Première de Madama Butterfly, le 17 février 1904, à la Scala de Milan. Fort de l’engouement du public pour La Bohème et Tosca, Puccini est surpris d’entendre les gens siffler dans la salle. Il revoit sa copie et revient en mai 1904 au Teatro Grande de Bresci, avec une Madama Butterfly délestée d’un millier de mesures. Un triomphe qui parcourra le monde. À New York, il tient six semaines au Metropolitan Opera. Mais durant la Seconde Guerre mondiale, après Pearl Harbor, l’œuvre est boycottée. Car on juge peu flatteuse l’image américaine qu’elle reflète. 
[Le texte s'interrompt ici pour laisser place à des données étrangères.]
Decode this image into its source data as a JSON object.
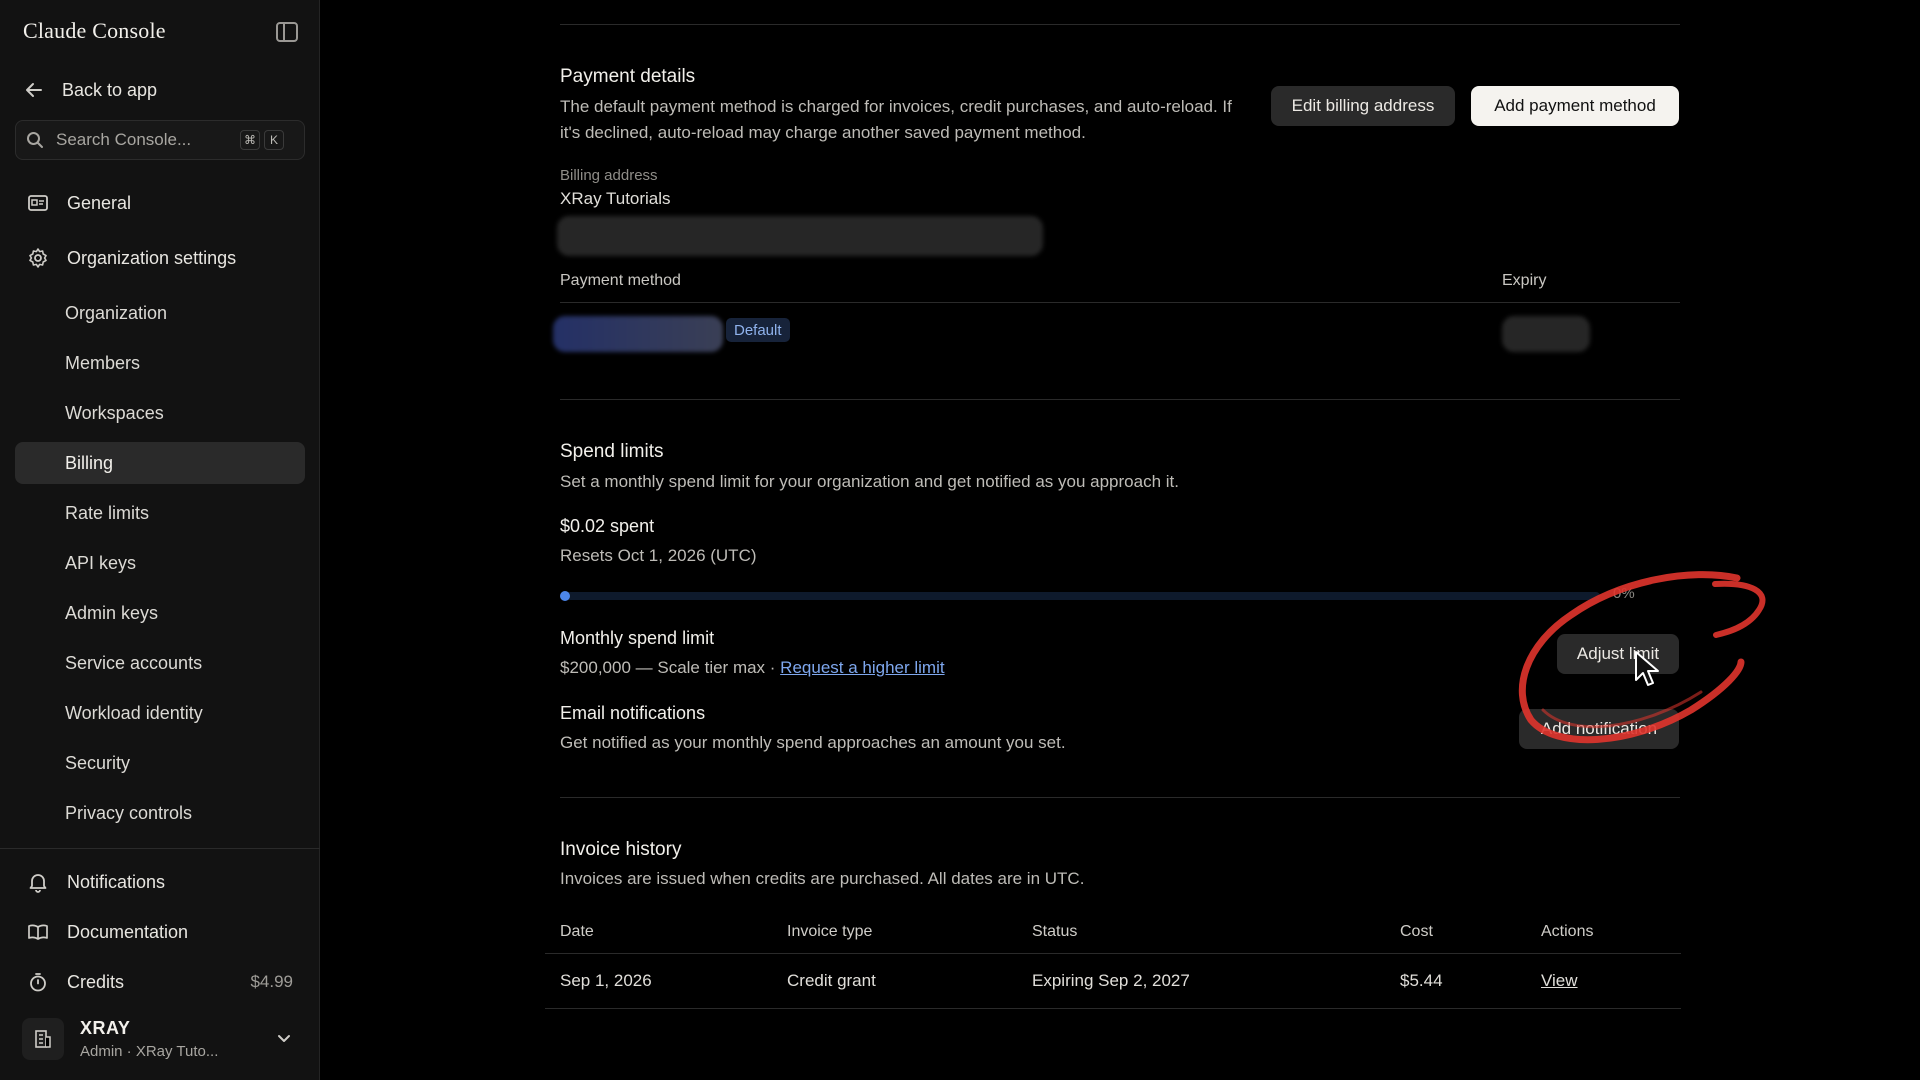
{
  "sidebar": {
    "brand": "Claude Console",
    "back": "Back to app",
    "search": {
      "placeholder": "Search Console...",
      "kbd1": "⌘",
      "kbd2": "K"
    },
    "general": "General",
    "org_settings": "Organization settings",
    "sub_items": [
      "Organization",
      "Members",
      "Workspaces",
      "Billing",
      "Rate limits",
      "API keys",
      "Admin keys",
      "Service accounts",
      "Workload identity",
      "Security",
      "Privacy controls"
    ],
    "active_item": "Billing",
    "notifications": "Notifications",
    "documentation": "Documentation",
    "credits": "Credits",
    "credits_amount": "$4.99",
    "org": {
      "name": "XRAY",
      "role": "Admin · XRay Tuto..."
    }
  },
  "payment": {
    "title": "Payment details",
    "desc": "The default payment method is charged for invoices, credit purchases, and auto-reload. If it's declined, auto-reload may charge another saved payment method.",
    "edit_billing": "Edit billing address",
    "add_payment": "Add payment method",
    "billing_address_label": "Billing address",
    "billing_address_name": "XRay Tutorials",
    "method_header": "Payment method",
    "expiry_header": "Expiry",
    "default_badge": "Default"
  },
  "spend": {
    "title": "Spend limits",
    "desc": "Set a monthly spend limit for your organization and get notified as you approach it.",
    "spent": "$0.02 spent",
    "resets": "Resets Oct 1, 2026 (UTC)",
    "progress_percent": 0,
    "progress_label": "0%",
    "monthly_title": "Monthly spend limit",
    "monthly_value": "$200,000 — Scale tier max · ",
    "request_link": "Request a higher limit",
    "adjust_button": "Adjust limit",
    "email_title": "Email notifications",
    "email_desc": "Get notified as your monthly spend approaches an amount you set.",
    "add_notification": "Add notification"
  },
  "invoices": {
    "title": "Invoice history",
    "desc": "Invoices are issued when credits are purchased. All dates are in UTC.",
    "columns": {
      "date": "Date",
      "type": "Invoice type",
      "status": "Status",
      "cost": "Cost",
      "actions": "Actions"
    },
    "rows": [
      {
        "date": "Sep 1, 2026",
        "type": "Credit grant",
        "status": "Expiring Sep 2, 2027",
        "cost": "$5.44",
        "action": "View"
      }
    ]
  },
  "colors": {
    "accent": "#3d7ae0",
    "annotation": "#e0342c",
    "link": "#7ea7ee"
  }
}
Pour cause ! Madama Butterfly, ou l’histoire de Cio-Cio-San (Corinne Winters) délicate et si jeune geisha de 15 ans que l’on découvre au moment de s’unir au Lieutenant de la marine américaine Pinkerton (Antonio Corianó), venu l’épouser après avoir été « rabattue » par Goro l’entremetteur (Josep Fadó) pour 100 yens et le bail d’une maison (999 ans !). Et un contrat de mariage… provisoire. Le ton est donné, une belle affaire pour Pinkerton, joli marché de dupe pour Cio-Cio-San appelée Madama Butterfly par son époux, non sans ironie : Cio– signifie papillon en japonais, San signe de respect. Le Consul américain Sharpless (Angel Odena), ému, invite Pinkerton à ménager la geisha amoureuse. « Ce serait grand péché que de lui arracher les ailes et de désespérer peut-être son cœur confiant. »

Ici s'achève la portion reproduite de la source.